Gocce di pioggia e lacrime amare

 






Le gocce di pioggia si mischiavano alle lacrime, sporcandogli il viso. I vestiti erano ormai tutti umidi e il freddo gli perforava la pelle. Si strinse maggiormente le braccia attorno al torace nella speranza di ottenere un po’ di tepore. 
Avrebbe potuto urlare e in un attimo tutto il corpo studentesco si sarebbe riversato in cortile e qualcuno lo avrebbe aiutato, ma lui, Sherlock Holmes, era troppo orgoglioso per chiedere soccorso. Inoltre non voleva che tutti lo vedessero in quello stato: tremante e scosso, con la divisa inzaccherata dal fango. Per un attimo gli insegnanti avrebbero provato compassione per quel ragazzetto strambo, ma poi la sua storia sarebbe rimbalzata tra le pareti dei corridoi e il suo nome sarebbe stato sulle labbra di chiunque, accompagnato da un sorrisetto sardonico e qualche battuta spietata. 
Così se ne restava solo, mentre il dolore lo stordiva e la gamba pulsava. Aveva provato più volte a rialzarsi, ma continuava a cadere a terra, ormai si era arreso all’eventualità che presto qualcuno lo avrebbe trovato in quello stato.
Il rumore dell’acqua scrosciante fu accompagnato da uno scalpiccio di piedi. Se solo il suo cervello non fosse stato tanto distratto, in un momento avrebbe dedotto che si trattava di suo fratello, eppure in quello stato se ne accorse solo quando Mycroft era già accovacciato accanto a lui. 

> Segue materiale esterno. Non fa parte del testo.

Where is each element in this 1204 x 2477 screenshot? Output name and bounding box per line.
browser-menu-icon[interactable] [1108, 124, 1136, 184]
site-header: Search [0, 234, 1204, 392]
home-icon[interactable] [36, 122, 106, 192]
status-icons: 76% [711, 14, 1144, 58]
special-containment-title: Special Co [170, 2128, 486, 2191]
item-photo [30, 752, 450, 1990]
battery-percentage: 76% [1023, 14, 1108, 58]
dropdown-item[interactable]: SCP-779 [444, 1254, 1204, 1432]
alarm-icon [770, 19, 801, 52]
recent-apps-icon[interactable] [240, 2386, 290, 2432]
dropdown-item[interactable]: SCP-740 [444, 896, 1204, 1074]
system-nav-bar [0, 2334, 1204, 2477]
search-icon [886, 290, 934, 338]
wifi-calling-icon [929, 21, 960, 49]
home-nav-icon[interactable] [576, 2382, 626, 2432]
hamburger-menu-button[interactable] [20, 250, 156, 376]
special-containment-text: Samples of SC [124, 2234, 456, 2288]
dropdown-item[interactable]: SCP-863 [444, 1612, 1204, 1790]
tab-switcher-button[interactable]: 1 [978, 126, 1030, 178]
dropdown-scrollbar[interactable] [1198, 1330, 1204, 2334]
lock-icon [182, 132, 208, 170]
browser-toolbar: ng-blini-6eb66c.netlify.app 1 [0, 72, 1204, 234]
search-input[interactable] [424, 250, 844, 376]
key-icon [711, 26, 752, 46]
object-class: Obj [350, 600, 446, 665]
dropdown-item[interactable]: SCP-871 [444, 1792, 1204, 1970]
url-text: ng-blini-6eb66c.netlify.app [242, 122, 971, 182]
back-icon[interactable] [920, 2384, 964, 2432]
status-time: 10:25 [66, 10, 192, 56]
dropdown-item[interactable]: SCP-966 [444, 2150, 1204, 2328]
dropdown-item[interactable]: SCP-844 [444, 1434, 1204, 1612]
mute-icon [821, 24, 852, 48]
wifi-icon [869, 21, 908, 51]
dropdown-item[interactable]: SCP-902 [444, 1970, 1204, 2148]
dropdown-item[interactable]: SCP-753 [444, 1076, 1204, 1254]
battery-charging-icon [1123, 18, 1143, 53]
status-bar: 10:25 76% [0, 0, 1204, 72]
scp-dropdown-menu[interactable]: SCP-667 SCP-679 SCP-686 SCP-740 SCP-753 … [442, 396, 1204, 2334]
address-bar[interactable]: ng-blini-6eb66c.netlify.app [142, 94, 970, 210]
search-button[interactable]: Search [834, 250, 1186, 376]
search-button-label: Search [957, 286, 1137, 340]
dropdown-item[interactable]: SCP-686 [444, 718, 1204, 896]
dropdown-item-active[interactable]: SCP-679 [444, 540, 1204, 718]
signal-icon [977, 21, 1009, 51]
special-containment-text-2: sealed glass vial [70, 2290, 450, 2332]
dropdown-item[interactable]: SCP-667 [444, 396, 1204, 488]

“Che cosa ti è successo Sherlock?” Nella sua voce non vi era compassione, ma solo un dispiacere infinito, come se fosse triste all’idea che suo fratello ne avesse combinata una delle sue.
Il minore ingoiò un grumo di saliva e cercò di spiegare: “Ero sulla balaustra, cercavo di stabilire la veridicità della legge di Newton, ma ho perso l’equilibrio e sono caduto.”
Mycroft controllò la gamba e Sherlock sussultò dal dolore. Con modo pratico il maggiore prese un bastone caduto lì accanto e lo usò per steccare l’arto. 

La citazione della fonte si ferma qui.